The electrifying season of top receiver Pierre Garçon continued today as he caught five receptions for the 16th time this season, becoming just the third receiver in NFL history to do so. The other two were Jimmy Smith of the Jacksonville Jaguars in 2001 and Pittsburgh Steelers receiver Antonio Brown, also this season.



With no games left on the schedule, the Redskins go into the offseason with their task laid out before them: build a winner for 2014. Retaining most of the NFC East Championship roster was not the answer, so clearly the team needs to focus its efforts with new blood and new health at key positions. The Redskins will be without a first round pick for the final piece of the trade that landed Robert Griffin III, but should draw near the top of each round of the 2014 NFL Draft. With a number of large contracts coming off the books, the Redskins will have a lot of holes but also plenty of money to take care of those needs. There will be a youthful core carried into next season, but expect to see some new faces in burgundy and gold in 2014.

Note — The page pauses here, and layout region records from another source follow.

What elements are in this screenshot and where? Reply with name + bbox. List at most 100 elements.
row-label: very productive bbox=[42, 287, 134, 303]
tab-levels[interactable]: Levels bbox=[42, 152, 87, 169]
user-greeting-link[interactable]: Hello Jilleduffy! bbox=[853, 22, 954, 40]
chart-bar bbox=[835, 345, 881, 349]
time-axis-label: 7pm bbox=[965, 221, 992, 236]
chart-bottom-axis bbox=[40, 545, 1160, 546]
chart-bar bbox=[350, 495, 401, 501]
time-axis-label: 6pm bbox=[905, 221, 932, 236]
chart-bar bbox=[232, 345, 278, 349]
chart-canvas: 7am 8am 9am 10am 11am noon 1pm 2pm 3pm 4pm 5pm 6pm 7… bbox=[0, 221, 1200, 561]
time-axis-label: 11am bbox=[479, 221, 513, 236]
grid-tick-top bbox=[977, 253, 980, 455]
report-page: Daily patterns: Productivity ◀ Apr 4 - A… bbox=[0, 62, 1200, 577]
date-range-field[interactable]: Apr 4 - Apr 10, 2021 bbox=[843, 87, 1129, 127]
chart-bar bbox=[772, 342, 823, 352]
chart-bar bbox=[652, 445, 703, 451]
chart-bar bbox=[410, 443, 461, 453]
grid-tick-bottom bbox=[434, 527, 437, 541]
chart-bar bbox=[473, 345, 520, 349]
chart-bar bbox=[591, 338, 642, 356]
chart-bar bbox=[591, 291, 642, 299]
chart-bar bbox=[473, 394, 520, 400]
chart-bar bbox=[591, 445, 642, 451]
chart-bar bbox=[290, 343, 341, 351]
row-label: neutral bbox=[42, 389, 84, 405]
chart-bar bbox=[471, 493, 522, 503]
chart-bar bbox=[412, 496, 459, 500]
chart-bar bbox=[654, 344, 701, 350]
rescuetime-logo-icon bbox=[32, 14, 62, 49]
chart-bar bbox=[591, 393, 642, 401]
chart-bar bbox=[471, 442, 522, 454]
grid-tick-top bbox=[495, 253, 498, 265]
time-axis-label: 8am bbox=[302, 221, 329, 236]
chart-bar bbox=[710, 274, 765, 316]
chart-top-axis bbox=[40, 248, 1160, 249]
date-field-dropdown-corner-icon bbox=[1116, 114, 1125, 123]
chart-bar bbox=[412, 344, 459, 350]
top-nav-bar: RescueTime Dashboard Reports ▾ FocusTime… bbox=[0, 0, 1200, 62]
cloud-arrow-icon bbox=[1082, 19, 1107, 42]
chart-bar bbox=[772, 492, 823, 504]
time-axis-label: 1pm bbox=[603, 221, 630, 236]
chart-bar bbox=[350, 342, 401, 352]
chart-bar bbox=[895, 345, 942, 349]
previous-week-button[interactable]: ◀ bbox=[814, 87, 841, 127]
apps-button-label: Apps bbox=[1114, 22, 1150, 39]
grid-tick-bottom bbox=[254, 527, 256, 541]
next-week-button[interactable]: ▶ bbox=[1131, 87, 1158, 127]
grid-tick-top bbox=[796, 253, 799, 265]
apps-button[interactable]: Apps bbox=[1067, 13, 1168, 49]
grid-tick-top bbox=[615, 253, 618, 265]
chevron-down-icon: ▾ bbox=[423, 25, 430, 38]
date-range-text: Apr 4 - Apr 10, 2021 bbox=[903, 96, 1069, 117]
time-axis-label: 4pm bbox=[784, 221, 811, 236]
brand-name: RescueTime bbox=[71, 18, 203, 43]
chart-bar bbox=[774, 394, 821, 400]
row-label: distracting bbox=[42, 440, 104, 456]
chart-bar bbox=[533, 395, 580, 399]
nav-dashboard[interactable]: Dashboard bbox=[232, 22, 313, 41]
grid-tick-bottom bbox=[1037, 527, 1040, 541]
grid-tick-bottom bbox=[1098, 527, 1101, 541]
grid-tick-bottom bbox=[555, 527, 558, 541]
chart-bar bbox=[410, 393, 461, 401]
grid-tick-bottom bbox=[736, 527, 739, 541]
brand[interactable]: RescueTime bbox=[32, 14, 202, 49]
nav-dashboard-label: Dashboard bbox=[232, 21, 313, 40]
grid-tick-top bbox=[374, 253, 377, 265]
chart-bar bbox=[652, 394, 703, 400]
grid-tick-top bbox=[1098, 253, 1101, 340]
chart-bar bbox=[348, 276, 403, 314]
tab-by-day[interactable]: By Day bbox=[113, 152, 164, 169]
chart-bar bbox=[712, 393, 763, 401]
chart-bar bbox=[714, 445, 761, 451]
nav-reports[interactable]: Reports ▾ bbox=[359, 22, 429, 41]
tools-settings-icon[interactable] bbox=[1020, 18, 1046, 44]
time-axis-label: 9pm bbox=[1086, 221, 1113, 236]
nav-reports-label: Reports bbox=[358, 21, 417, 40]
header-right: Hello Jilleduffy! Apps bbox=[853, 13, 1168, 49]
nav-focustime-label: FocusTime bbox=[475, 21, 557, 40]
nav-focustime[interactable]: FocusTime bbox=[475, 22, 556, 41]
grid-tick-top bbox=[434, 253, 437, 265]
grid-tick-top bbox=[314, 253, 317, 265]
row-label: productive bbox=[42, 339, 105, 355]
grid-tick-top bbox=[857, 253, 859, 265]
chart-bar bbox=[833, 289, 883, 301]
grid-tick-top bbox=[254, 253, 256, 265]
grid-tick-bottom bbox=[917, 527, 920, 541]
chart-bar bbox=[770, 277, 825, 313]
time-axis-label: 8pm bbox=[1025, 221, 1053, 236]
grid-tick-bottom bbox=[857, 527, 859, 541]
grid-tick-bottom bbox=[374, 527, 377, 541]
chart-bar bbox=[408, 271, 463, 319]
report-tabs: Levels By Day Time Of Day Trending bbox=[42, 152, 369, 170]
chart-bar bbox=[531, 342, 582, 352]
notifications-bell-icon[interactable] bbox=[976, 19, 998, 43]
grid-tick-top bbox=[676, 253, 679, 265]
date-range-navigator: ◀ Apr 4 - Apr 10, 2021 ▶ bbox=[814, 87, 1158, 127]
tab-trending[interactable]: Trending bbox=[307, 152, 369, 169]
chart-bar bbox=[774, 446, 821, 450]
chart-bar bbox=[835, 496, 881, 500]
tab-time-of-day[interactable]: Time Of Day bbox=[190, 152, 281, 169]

There isn't a whole lot to be said about a loss like this. The scoreboard and box score speak for themselves.

Ultimately, Sunday's loss to the Giants was a reflection on the 2013 season as a whole: glimmers of hope mixed with critical errors, lack of execution and missed opportunities.

The Redskins secured their first 3-13 season since 1994, and ride a tide of negative momentum to an eight-game losing streak to end the season.

There are no excuses to be made and there is no silver lining, other than to know that the next time the Washington Redskinss step onto the field, they will be 0-0 with all of the opportunity in the world.

This is a talented roster that needs some help, playing in a weak NFC East. Never mind that the Redskins finished 0-6 in division play; all four teams have major moves to make this offseason.